The to-do list sham

My marathon long to-do list; it's the scapegoat of why I "to don't." 

I unearthed this in talking about blogging at 300-hour teacher training last weekend at Inspire Yoga. My fellow trainees know I have a degree in journalism. They asked me about it, and I declared myself on hiatus, when in reality it has been a 10-month drought. My intention to blog begins as probable, but quickly slides to questionable as I pick apart grammar. Then my quest starts for perfecting every last comma. I get distracted, and I move into the doubtful camp. And from there, it's just a brief layover to inactive. 

I'm embarrassed to share that I formulated a well-written blog about how putting up a Christmas tree is a Declaration of Independence for any single woman. Except I picked at it until it bled, then got busy with other "things," and even though it's 95% done, it will be shelved for at least 10 months, assuming I remember it's still there. 

In order to feel better about being a writer who doesn't write, or fill in the blank with noun and verb that fits your life, I recite my litany of "reasons." My personal laundry list that makes me "busy"  -- mothering, teaching yoga, planning for my running clients, carving out time on my own mat, running 30-35 miles a week, eating healthily, socializing a bit, sleeping - then hit repeat.

But Tara, my lead trainer, looked at me unblinkingly and said, "You know, you sound a lot like me when I make excuses about why I've gotten away from my yoga practice."

And for those who think that "practice" simply means time on the mat, reconsider. It's not about how many classes you take in a week - though that is physical part of the equation. It's more about trying to find some steadiness in your mind -- as if you could take a colander, pour out your thoughts, strain out the muck, and you'd be left with what really matters.  

In my yoga classes, I always address ditching the distractions, and I'm no different than my students. But I'm determined to improve. So I'm starting with shelving the sham of the "to do" list. The question I need to better focus on is not how much I have to do, but how do I choose to spend the currency of my precious free time. 

As a writer, it's that damn blinking cursor - or insert your obstacle of choice -  and it feels so limitless. It's taunting me a bit, and I can't just watch it blink. To address it requires time to think and slow down. My brain would rather flitter along like the stones my dad used to skip across the Gasconade River, which would stop oh-so briefly to skim the surface.

And nothing is more surface skimming than social media.  I can troll for a great writing idea on Facebook, while looking at pictures of food or people's perfect vacations. Or I'll see what's trending on Twitter, and that will help me focus. Perhaps it's time to check my text messages, respond to a few, dig through the black hole of my e-mail, and suddenly it's time to pick up my son from school.   

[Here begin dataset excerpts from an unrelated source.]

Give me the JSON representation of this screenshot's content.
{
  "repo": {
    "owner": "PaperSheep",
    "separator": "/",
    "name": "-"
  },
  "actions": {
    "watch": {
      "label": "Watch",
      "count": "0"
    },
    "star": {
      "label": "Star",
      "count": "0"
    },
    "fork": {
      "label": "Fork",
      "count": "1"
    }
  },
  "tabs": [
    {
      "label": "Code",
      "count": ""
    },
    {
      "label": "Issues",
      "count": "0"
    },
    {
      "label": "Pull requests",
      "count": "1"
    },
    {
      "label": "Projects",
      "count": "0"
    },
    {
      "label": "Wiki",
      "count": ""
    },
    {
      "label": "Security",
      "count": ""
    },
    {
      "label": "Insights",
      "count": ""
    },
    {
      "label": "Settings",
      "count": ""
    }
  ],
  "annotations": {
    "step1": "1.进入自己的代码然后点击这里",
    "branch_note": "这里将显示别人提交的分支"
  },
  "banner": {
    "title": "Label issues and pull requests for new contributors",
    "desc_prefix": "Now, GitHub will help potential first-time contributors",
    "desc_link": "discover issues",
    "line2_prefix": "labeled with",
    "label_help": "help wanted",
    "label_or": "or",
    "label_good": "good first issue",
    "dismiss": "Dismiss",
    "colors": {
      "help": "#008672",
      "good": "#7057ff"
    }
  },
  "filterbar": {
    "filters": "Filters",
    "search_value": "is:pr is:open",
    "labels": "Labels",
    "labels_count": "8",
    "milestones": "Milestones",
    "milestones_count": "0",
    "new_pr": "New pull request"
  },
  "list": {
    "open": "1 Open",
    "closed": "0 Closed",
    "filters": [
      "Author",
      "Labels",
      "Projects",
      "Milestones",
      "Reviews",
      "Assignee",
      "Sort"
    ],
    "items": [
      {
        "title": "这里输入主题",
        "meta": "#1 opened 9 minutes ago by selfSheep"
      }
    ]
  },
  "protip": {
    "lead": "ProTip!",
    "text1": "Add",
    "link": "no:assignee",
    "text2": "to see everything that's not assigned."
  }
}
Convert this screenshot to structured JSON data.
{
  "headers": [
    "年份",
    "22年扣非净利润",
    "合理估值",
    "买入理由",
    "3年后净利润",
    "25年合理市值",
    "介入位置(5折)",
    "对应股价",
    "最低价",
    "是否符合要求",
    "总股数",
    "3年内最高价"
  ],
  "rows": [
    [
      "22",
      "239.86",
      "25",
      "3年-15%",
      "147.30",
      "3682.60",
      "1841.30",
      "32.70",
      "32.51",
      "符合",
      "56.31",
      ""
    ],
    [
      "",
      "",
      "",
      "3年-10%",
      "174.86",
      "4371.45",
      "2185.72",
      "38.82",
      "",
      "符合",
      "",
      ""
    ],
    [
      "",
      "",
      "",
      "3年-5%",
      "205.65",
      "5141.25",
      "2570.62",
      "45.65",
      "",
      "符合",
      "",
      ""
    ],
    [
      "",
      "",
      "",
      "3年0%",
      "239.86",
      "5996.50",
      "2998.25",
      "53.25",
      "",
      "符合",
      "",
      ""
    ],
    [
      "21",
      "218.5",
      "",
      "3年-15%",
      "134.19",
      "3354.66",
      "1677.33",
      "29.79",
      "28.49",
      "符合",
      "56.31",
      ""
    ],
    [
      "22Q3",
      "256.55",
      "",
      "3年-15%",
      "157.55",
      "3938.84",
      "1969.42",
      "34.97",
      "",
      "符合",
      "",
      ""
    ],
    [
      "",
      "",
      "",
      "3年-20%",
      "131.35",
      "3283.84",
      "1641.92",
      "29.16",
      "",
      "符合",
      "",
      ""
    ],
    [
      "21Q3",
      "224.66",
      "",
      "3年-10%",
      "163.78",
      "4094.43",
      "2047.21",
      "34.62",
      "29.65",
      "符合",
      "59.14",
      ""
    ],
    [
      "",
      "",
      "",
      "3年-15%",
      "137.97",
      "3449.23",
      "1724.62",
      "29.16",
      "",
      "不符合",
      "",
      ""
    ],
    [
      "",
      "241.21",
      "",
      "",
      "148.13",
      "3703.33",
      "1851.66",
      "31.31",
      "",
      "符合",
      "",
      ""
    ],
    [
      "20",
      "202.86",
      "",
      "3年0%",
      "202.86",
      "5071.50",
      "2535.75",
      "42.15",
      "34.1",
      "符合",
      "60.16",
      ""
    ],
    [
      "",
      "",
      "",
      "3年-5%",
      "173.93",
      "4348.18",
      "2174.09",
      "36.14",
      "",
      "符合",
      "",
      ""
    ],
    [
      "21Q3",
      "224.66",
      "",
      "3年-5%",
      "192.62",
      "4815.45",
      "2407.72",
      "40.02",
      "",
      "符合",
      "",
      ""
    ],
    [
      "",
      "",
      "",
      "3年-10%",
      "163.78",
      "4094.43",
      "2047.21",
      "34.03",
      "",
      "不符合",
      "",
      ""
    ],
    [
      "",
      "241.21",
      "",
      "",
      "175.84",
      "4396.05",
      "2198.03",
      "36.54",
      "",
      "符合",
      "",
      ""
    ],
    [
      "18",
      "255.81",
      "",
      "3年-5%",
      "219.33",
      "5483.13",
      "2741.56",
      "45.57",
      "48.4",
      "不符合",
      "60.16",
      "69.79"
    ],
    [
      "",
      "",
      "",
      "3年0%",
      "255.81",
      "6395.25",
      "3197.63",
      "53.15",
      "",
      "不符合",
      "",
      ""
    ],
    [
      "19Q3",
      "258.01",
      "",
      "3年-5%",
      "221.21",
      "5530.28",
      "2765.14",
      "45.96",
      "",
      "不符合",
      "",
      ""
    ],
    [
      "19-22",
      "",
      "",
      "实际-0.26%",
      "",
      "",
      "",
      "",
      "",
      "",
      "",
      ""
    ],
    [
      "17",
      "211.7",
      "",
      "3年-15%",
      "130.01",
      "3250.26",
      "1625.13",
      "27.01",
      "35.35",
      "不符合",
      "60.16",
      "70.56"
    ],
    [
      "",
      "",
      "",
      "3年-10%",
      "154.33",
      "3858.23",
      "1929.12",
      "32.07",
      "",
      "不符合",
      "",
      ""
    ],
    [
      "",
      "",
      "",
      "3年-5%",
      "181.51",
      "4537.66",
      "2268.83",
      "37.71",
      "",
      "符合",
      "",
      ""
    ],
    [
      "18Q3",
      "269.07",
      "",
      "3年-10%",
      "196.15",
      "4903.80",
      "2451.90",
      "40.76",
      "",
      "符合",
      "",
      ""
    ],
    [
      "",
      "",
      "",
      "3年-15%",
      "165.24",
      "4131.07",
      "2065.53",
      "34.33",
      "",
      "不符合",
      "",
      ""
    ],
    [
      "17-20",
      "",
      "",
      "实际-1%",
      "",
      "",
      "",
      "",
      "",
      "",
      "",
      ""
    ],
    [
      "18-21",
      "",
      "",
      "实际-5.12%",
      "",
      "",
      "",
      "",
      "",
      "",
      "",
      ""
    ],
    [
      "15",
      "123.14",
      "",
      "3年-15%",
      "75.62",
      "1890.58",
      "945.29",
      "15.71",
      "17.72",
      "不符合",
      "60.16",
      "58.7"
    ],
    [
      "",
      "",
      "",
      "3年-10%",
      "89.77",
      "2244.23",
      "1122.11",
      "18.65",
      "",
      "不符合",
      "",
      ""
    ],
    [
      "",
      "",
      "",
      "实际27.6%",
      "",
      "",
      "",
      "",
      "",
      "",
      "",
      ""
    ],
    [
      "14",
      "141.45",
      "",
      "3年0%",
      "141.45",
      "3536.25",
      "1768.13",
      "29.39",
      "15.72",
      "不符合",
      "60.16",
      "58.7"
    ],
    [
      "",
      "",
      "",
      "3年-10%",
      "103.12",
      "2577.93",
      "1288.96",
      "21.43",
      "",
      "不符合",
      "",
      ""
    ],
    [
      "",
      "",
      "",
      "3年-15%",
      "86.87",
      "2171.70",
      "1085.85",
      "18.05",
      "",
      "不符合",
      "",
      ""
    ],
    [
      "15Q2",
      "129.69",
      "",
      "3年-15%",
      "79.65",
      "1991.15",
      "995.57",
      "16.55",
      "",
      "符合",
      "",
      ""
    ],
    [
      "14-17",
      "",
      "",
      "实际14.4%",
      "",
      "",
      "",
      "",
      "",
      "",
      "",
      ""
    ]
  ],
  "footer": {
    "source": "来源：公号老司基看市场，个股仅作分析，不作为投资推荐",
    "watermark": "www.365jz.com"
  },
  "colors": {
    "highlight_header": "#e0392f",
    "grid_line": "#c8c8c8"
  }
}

It's easy for me to clear the physical space, which is why I coach running and teach yoga. I tell my clients and students it's not about a quick fix, it's usually about getting started and making it a habit. If it's just 10 minutes that you have, do a few rounds of sun salutations, the multivitamin of your yoga practice. Or you tie your shoes and move forward, even if it's just a slogging mile and you are embarrassed because it's too slow or you have to stop at the side of the road and your lungs are rebelling. Just move forward. Do something.

As a runner, I build my base, except this time, instead of logging miles, I will first commit to writing and clear the mental space. This means I'm paying attention to, well, simply paying attention. I'll grab a sledgehammer and knock off the rust around the part of my brain that formulates ideas and spend less time flittering and twittering. 

That's where my real yoga practice can begin. 


Comments
Patrick
- 2016-01-24 at 01:38

What a great place to start! I can't wait to follow you this year.